Als Freelancer hat man’s besonders schwer (jammer!). Sogar nach einem knappen Vierteljahrhundert auf der Bühne wird man oft behandelt, wie man noch nicht mal eine rotznasige Schüleranfängerband behandeln sollte. Oft sind die ersten Worte des Veranstalters nach 5 Stunden Anreise der Musiker nicht „Hallo, schön dass Sie da sind“, sondern „Hier kannst Du aber nicht parken“. Das motiviert und baut auf.

Ich erinnere mich an das Jahr 2008, ich bin zusammen im Duo (Gitarre/Percussion) mit Buck unterwegs, Mitte Juli, ca. 35 Grad, Klimaanlage kaputt, ein One-Nighter im Jazzclub Salzburg steht auf dem Plan. So bringen wir also die knappen 770 Kilometer in Rekordzeit hinter uns und werden ebenso knapp mit ebendiesen Worten von einem beleibten Mittsechziger (Clubvorstand) begrüßt.

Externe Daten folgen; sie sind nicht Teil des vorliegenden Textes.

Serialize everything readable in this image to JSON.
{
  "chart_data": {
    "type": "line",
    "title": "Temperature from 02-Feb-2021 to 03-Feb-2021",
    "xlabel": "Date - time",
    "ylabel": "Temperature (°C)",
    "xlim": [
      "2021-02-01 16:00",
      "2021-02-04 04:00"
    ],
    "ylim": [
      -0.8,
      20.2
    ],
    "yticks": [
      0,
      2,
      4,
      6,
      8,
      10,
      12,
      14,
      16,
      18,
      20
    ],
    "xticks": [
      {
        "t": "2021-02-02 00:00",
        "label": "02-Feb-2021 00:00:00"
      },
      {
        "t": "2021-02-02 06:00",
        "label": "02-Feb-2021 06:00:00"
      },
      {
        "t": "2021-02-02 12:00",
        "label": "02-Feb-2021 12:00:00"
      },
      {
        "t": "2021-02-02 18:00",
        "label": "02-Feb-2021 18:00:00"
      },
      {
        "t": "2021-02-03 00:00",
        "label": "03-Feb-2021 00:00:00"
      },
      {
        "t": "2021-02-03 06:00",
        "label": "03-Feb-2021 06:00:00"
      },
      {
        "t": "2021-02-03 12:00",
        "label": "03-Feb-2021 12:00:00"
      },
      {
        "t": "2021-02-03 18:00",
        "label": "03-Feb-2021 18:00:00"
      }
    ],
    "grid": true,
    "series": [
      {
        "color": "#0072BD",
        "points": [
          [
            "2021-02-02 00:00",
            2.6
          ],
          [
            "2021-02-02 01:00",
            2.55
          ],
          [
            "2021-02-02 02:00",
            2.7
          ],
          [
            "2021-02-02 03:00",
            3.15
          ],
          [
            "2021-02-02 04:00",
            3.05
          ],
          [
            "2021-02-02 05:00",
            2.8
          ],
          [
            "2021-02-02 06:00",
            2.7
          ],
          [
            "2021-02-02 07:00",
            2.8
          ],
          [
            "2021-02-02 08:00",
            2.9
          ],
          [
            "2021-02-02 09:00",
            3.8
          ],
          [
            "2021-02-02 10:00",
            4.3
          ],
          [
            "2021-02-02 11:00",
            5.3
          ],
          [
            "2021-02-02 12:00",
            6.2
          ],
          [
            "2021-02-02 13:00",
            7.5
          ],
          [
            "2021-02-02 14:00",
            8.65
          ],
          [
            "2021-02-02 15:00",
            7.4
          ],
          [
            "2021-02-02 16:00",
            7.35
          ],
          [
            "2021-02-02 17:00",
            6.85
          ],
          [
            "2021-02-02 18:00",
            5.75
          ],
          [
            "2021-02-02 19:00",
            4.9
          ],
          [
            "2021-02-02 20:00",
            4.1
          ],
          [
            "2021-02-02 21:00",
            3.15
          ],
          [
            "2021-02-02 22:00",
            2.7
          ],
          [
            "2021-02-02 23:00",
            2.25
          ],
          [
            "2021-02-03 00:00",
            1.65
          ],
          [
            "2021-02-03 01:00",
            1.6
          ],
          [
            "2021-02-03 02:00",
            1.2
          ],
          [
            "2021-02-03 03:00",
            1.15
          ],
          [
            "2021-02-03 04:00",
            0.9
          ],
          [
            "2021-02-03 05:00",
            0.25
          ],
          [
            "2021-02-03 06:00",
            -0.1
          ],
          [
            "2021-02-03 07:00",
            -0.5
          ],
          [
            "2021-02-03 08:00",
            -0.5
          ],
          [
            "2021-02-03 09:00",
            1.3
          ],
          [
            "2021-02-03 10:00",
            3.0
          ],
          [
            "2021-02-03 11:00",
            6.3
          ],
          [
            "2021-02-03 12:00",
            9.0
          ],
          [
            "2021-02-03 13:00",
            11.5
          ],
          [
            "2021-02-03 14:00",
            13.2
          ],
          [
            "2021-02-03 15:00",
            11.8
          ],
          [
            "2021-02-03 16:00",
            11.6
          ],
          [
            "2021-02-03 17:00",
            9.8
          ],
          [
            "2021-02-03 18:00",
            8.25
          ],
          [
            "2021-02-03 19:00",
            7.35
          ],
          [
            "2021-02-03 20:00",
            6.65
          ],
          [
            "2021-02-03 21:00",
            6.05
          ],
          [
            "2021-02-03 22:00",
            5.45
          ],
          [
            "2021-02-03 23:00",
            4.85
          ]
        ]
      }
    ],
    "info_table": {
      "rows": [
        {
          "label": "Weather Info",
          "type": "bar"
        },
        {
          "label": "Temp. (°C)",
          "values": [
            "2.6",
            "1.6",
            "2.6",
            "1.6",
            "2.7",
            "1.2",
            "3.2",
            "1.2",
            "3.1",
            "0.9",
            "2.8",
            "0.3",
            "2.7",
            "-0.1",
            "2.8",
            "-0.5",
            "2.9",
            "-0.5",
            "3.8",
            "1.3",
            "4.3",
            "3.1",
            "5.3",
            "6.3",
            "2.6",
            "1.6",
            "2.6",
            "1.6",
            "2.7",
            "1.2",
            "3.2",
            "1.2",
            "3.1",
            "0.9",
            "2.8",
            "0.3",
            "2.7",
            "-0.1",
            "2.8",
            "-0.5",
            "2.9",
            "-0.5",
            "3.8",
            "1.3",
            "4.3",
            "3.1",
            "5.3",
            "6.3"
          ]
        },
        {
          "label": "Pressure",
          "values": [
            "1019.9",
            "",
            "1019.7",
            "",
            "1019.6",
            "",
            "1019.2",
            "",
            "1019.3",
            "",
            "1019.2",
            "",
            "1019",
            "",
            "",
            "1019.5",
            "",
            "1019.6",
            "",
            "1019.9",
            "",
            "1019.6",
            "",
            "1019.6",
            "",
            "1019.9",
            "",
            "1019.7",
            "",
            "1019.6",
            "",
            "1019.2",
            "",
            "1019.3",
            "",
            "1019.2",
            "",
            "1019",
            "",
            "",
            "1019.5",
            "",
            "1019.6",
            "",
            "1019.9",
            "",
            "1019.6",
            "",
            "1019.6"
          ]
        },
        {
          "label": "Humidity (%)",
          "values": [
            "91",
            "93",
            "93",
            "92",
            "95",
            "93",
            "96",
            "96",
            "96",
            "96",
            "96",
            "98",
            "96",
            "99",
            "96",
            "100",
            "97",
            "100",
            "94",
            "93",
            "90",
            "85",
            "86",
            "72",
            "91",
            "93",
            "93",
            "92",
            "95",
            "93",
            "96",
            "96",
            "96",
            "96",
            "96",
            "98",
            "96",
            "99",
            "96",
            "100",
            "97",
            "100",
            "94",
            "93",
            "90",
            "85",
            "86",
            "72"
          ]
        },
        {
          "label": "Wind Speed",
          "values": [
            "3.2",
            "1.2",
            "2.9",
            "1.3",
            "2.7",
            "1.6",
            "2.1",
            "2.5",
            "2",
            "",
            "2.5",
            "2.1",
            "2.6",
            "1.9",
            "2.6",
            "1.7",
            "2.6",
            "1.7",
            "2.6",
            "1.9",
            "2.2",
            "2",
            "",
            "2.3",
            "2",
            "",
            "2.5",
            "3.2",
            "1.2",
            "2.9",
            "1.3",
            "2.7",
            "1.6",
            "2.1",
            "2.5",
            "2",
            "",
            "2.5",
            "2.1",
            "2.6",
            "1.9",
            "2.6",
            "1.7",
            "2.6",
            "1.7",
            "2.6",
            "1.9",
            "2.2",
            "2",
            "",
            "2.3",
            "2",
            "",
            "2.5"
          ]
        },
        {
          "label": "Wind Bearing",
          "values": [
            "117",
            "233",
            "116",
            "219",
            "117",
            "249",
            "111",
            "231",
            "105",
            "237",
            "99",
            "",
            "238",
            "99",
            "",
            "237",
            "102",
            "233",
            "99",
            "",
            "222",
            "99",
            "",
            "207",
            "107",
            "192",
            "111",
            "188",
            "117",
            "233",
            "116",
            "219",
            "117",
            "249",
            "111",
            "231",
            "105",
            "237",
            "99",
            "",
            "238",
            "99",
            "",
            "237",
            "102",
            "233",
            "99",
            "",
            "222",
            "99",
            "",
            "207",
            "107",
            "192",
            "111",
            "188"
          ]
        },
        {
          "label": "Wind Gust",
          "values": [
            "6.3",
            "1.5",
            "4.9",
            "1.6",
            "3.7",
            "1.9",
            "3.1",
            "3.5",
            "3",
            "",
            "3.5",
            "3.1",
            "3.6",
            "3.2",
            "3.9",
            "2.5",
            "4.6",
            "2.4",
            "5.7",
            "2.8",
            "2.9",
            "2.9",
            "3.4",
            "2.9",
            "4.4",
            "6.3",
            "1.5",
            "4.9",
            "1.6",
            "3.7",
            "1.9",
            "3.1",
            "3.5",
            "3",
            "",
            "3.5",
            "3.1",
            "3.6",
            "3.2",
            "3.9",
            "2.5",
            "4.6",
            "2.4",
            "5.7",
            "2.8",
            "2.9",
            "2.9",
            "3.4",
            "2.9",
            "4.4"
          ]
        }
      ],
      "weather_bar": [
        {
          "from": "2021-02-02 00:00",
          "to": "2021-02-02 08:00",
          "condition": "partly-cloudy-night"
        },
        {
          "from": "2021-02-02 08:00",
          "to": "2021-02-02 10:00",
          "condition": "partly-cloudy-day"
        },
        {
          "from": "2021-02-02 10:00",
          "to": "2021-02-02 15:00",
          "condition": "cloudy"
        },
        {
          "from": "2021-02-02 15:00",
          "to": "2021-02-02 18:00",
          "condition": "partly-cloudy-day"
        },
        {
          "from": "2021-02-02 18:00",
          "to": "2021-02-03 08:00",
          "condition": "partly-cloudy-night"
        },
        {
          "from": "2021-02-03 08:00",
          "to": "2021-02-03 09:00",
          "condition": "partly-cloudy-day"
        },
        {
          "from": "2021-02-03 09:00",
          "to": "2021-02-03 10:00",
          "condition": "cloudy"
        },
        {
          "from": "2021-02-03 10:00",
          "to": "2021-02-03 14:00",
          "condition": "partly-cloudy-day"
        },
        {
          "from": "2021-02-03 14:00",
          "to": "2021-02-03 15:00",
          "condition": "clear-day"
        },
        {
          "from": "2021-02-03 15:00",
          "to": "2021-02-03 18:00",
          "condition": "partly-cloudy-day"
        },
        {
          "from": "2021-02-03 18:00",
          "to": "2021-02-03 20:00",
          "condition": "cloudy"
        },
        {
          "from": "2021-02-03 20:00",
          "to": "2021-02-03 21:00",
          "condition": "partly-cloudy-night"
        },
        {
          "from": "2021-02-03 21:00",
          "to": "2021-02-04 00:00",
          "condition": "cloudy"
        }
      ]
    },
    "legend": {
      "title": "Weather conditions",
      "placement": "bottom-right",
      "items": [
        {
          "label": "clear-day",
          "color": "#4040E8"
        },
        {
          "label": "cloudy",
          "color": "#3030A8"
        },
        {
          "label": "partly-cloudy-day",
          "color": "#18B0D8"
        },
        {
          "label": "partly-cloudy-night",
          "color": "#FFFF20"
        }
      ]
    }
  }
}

In akzentfreiem Österreichisch.

„Hier könnt ihr aber nicht parken. Sofort ausladen, dann das Auto weg. Gespielt wird von 21 bis 0:30, zwei Pausen, Getränke gibt’s gegen Wertmarken, hier!“ - Wir sind irgendwie so entgeistert und gleichzeitig verblüfft, als der Clubbetreiber uns als Duo zusammen für den ganzen Abend 5 Wertmarken rüber schiebt, dass wir erst gar nicht richtig reagieren können. Dann die scheinbar erlösenden Worte: „Hier habt ihr erst mal einen Kaffee“ (mit Kaffee kann man nämlich fast jeden Musiker kritiklos und glücklich machen.) Ich hätte gerne unsere Gesichter gesehen, als der Club-Commander uns nach dem Runterkippen der braunen Brühe gleich 2 Wertmarken wieder abnimmt.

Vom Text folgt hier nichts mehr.